Noting that the 6-million-acre lease sale was advanced by the Clinton administration, Bartlett added: "We are protecting more waters off the shores of Florida than they ever agreed to. We think it says this president is committed, as he said during the campaign, to listen to local concerns. We knew we weren't going to please everybody on sensitive issues like this."
The lease sale presented Bush with a difficult personal and political dilemma: Oil and gas interests that donated heavily to his campaign pushed to open the 6 million acres to exploration. But the plan was opposed by Bush's brother, environmentalists and a bipartisan group of lawmakers from Florida, a state that is crucial to the president's possible reelection.
On Monday, Gov. Bush praised the compromise.
"I am proud to say Floridians have spoken loud and clear, and their voices have been heard by President Bush," the governor said in a statement.
The governor acknowledged the intraparty tensions created by the dispute, noting the administration's revised plan would allow drilling in a "remote portion" of the Gulf, "thereby diminishing the potential for retaliatory actions by neighboring oil- and gas-producing states against Florida."
Last week, members of the Alabama delegation who favor drilling in the Gulf struck back at Florida by winning House approval for a measure that would prevent work on a pipeline designed to deliver natural gas to Florida.
Calling increased energy production an issue of economic stability and national security, Sen. Richard C. Shelby (R-Ala.) said in a statement: "While I would have liked to have seen the entire Lease Sale 181 area offered for lease, I believe the administration's proposal is a step in the right direction."
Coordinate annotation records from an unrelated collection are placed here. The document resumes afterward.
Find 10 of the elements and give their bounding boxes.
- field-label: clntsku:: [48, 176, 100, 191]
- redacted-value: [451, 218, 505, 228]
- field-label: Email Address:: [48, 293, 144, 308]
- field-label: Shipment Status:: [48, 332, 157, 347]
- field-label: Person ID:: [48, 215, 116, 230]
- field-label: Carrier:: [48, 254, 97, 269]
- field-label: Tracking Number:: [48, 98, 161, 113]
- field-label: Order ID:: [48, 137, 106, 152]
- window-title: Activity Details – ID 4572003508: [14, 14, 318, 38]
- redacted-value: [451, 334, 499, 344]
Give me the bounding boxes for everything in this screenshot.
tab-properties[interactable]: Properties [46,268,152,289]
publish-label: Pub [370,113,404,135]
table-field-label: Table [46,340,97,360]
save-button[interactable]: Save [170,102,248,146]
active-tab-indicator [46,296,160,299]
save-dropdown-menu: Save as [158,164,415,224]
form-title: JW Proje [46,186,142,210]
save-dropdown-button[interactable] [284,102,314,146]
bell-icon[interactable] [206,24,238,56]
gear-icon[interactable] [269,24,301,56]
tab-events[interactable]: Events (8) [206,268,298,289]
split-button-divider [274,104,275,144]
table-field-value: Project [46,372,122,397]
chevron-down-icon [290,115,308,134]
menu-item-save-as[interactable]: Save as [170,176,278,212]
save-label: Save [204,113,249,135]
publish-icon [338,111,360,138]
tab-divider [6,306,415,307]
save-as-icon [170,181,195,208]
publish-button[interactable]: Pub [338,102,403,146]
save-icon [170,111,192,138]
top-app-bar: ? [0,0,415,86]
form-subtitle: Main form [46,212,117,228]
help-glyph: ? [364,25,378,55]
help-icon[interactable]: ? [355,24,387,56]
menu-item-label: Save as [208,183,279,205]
But Nelson suggested that the compromise may not win favor in his home state. "Wait till Floridians find out about this," the senator said. "They're going to realize that for the first time, the eastern Gulf is being invaded with oil drilling. . . . While those who support this move will claim that it's a great victory, that it took away 4 million acres, the fact is that they're going to drill on 1 1/2 million acres, and that still poses substantial threat to Florida's beaches."
Nelson vowed to take any steps necessary to prevent drilling in the eastern Gulf, including seeking to block Senate confirmation of a deputy Interior secretary nominated by Bush.
"You better watch out for the coastline of California," he added.
But a White House spokesman noted that the president said during the campaign that he would honor the existing ban on new leases off the California coast.
Carl Pope, the Sierra Club's executive director, called the president's decision a "step in the right direction," but declined to embrace the compromise. "This still leaves the coast of Florida at enormous risk. This is still a dagger pointed at the heart of Florida's tourism industry, and the governor should be ashamed of himself for trying to call this a victory."
Pope offered this explanation of the outcome: "Jeb blinked."
The Bush administration's action suggests that "they're going to modify things in ways that don't make any real difference," Pope said.
Although disappointed about the reduced drilling area, Rhone Resch, director of energy and environment for the Natural Gas Supply Assn., said the compromise "starts to show that the administration is willing to balance the concerns of local communities while also opening up access to natural gas resources that are very much needed."